Proposals to amend the privacy laws will be finalized in the first half of the year, including whether to make it mandatory for enterprises to report data leaks, said Secretary for Constitutional and Mainland Affairs Patrick Nip Tak-kuen.

This follows the controversy involving Cathay Pacific Airways, which said the data of 9.4 million passengers had been leaked last year. It only made the revelation seven months later.

In a radio interview, Nip said details for amending the Personal Data (Privacy) Ordinance should be ready by June.

The topics being looked into center around whether it should be compulsory for companies to report leaks and if there should be harsher penalties for offenders, he said.

The government is also considering shortening the number of years required for firms to keep client records. But it is "open-minded" to suggestions, Nip added.

Earlier, Privacy Commissioner Stephen Wong Kai-yi admitted Hong Kong's privacy watchdog is weak compared to its foreign counterparts.

Dubbed as a toothless tiger by many critics, the commission will investigate and hold discussions with the government on increasing the penalties, Wong said. Granting the commission more power is also on the table.

Wong said the commission is considering following the footsteps of the European Union's new general data protection regulation, which requires data handlers to report data breaches within three days.

Companies that fail to report the breaches within the required time frame can be fined 20 million euros (HK$178 million) or 4 percent of their annual revenues.

In Hong Kong, organizations are currently not obliged to report data breaches to the commissioner, and the maximum fine is HK$50,000.

Meanwhile, Nip rejected criticisms the government is ignoring the Equal Opportunities Commission's recommendations on racial discrimination.

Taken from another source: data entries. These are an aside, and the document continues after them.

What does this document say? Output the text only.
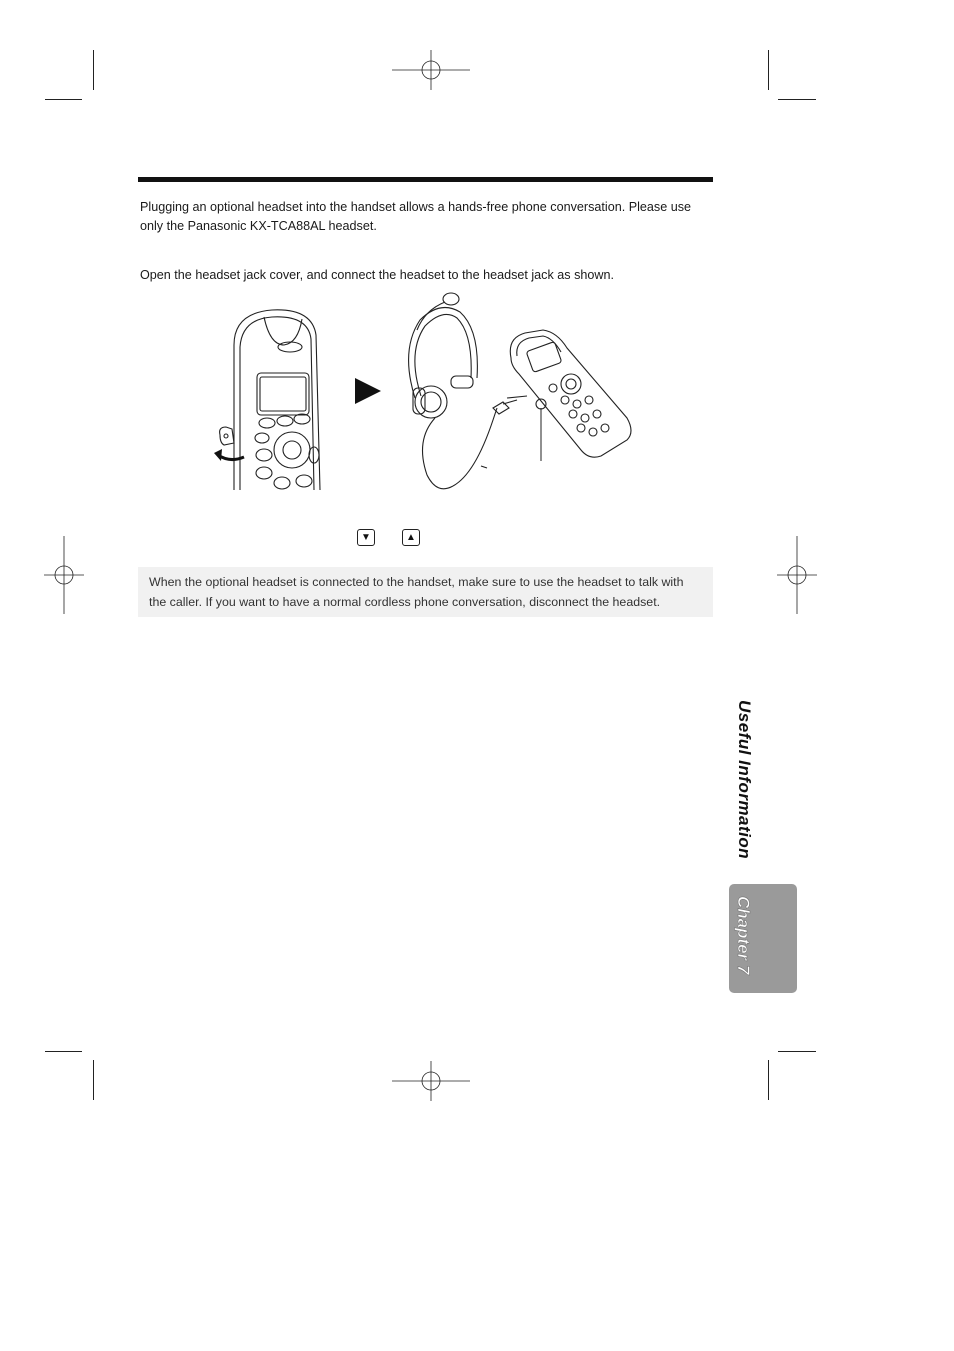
Plugging an optional headset into the handset allows a hands-free phone conversation. Please use
only the Panasonic KX-TCA88AL headset.
Open the headset jack cover, and connect the headset to the headset jack as shown.
▼	▲

When the optional headset is connected to the handset, make sure to use the headset to talk with
the caller. If you want to have a normal cordless phone conversation, disconnect the headset.

Useful Information
Chapter 7
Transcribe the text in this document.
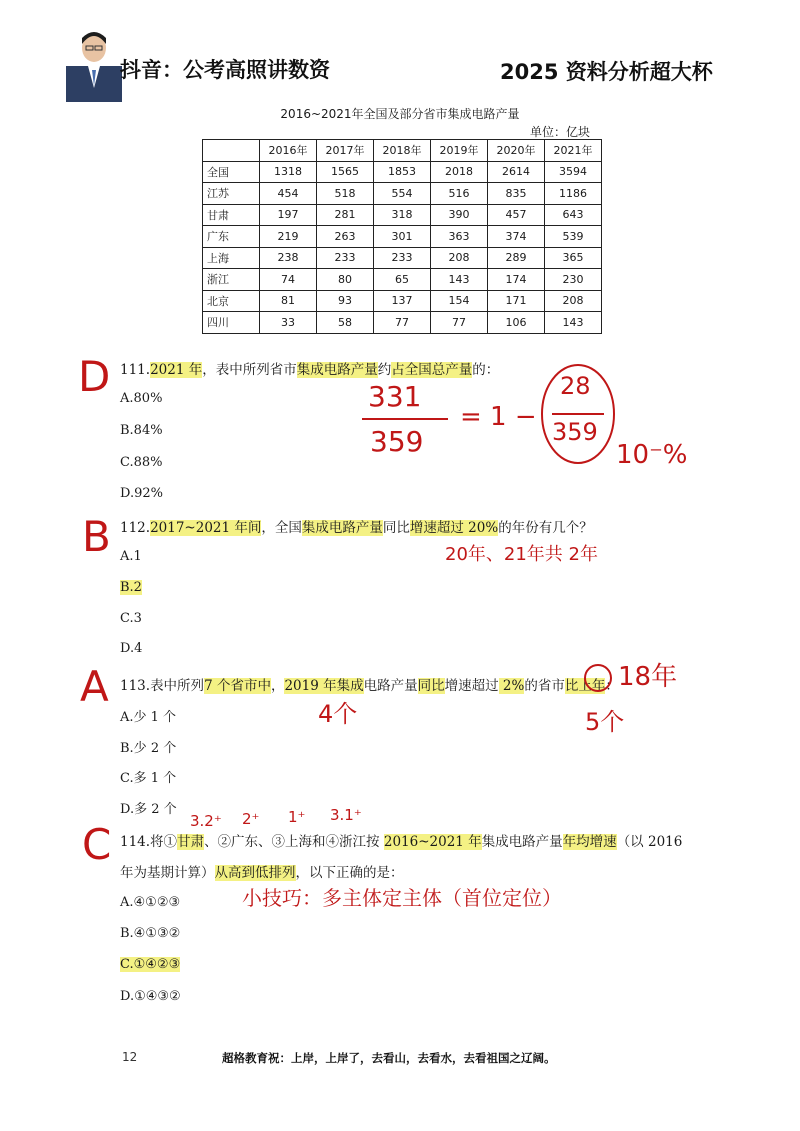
抖音：公考高照讲数资	2025 资料分析超大杯
2016~2021年全国及部分省市集成电路产量
单位：亿块
	2016年	2017年	2018年	2019年	2020年	2021年
全国	1318	1565	1853	2018	2614	3594
江苏	454	518	554	516	835	1186
甘肃	197	281	318	390	457	643
广东	219	263	301	363	374	539
上海	238	233	233	208	289	365
浙江	74	80	65	143	174	230
北京	81	93	137	154	171	208
四川	33	58	77	77	106	143
111.2021 年，表中所列省市集成电路产量约占全国总产量的：
A.80%
B.84%
C.88%
D.92%
112.2017~2021 年间，全国集成电路产量同比增速超过 20%的年份有几个？
A.1
B.2
C.3
D.4
113.表中所列7 个省市中，2019 年集成电路产量同比增速超过 2%的省市比上年：
A.少 1 个
B.少 2 个
C.多 1 个
D.多 2 个
114.将①甘肃、②广东、③上海和④浙江按 2016~2021 年集成电路产量年均增速（以 2016
年为基期计算）从高到低排列，以下正确的是：
A.④①②③
B.④①③②
C.①④②③
D.①④③②
D
B
A
C
331
359
= 1 −
28
359
10⁻%
20年、21年共 2年
4个
18年
5个
3.2⁺ 2⁺ 1⁺ 3.1⁺
小技巧：多主体定主体（首位定位）
12	超格教育祝：上岸，上岸了，去看山，去看水，去看祖国之辽阔。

The equality watchdog has suggested the government prioritize providing protection from racial discrimination in relation to the exercise of government functions and powers when it amends the laws.

This will help establish a legal foundation to ban authorities from making any policy that discriminates against a person's race.

Nip said the government is trying to press through easier and urgent options first before looking into the more complex ones.